Why did she feel this way—God, she should be dead by all rights. She should be thrilled just to be breathing. But she wasn't. She was alive. She'd been given a second chance.

But she was living in the shadows, afraid of stepping into the light.

"What are you looking at?" she questioned, daring her image to talk back to her. But it didn't. It simply stared back with a look she couldn't stomach. Shit—even her own reflection was judging her these days.

"Mom," her son cried out from downstairs. "David and Mary-Margaret are here. Are you ready?"

"Just a minute," she answered, tucking the scarf securely into her neckline, liking the contrast of deep blue with her pale gray sweater. She put in earrings, simple sterling studs, and re-examined her appearance one last time, rubbing her lips together, wondering why she felt so on edge tonight.

They were celebrating, after all. Celebrating her life. She forced a smile on to her face.

"You look great, Mom," Henry stated, catching her by surprise in her doorway. "Now come on. We don't want to be late for our reservations."

"Reservations?" she questioned, straightening his collar. "Where are we going?"
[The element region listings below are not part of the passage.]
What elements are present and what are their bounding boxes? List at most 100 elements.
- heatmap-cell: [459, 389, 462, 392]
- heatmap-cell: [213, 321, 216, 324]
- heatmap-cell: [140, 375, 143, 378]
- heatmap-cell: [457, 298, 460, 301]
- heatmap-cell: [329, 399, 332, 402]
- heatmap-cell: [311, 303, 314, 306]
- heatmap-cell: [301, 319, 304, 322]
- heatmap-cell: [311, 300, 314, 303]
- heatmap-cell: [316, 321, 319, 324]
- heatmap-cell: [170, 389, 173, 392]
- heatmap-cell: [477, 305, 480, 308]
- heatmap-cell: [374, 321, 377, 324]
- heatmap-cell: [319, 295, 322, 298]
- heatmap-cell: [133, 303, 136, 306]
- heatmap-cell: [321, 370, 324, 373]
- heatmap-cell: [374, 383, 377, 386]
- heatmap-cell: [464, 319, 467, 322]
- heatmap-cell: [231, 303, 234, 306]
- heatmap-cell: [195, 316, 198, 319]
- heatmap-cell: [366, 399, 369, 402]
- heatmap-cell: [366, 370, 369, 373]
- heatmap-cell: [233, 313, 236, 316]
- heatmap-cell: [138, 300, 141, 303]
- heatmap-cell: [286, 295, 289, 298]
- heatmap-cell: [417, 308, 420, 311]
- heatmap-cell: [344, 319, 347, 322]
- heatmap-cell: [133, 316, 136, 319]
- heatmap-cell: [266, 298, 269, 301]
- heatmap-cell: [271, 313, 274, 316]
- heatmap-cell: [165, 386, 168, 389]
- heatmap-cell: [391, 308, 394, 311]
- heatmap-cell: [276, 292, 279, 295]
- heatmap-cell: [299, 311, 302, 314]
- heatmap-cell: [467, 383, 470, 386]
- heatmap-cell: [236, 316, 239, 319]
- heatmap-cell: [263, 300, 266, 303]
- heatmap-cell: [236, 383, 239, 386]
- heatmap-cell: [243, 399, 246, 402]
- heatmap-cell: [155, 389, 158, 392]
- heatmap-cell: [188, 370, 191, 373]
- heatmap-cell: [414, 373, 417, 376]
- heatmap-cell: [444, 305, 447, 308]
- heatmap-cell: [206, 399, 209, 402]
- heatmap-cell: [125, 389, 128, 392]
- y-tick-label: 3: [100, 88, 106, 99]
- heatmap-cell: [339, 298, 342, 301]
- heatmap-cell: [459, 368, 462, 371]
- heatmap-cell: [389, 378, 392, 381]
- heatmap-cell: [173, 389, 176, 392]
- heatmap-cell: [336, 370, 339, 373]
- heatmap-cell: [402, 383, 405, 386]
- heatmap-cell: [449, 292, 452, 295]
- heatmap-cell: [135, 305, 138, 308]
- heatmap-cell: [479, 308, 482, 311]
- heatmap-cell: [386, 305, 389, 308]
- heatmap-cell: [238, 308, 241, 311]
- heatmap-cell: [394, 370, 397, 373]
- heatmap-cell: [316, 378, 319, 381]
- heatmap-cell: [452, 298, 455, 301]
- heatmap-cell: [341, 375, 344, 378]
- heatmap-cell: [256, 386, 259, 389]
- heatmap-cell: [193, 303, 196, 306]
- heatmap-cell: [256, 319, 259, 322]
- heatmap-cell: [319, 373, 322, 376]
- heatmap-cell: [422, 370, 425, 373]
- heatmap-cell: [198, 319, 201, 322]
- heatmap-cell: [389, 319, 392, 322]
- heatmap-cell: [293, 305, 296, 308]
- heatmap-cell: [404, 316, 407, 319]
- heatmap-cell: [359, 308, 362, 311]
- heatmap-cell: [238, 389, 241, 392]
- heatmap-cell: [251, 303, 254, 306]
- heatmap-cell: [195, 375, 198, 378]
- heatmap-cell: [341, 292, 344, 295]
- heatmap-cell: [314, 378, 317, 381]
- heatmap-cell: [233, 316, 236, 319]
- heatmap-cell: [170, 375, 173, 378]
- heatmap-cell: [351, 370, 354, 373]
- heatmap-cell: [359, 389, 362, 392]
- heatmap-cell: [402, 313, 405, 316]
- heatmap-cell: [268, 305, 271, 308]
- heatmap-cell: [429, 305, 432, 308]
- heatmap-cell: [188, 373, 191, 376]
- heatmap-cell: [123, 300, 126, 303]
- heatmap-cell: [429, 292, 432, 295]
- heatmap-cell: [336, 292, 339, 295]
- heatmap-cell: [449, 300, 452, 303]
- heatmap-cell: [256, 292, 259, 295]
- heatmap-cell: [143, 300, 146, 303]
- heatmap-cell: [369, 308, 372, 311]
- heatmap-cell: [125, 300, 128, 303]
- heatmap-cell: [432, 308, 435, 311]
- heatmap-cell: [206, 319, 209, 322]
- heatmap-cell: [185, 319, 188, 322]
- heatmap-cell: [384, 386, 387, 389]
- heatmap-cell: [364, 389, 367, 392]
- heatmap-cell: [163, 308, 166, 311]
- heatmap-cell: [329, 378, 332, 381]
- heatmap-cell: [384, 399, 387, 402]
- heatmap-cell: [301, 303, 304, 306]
"Some place David heard about," Henry answered as they walked down the stairs. "An Irish-Italian restaurant."

"Irish-Italian?" she echoed, shaking her head. "That's a new one on me."

"Well, it is Boston," Henry returned, and she ruffled his hair, saddened by the fact that he was now nearly as tall as she was.

"That it is," she sighed, bracing herself for a night she wished she could fast-forward to its conclusion.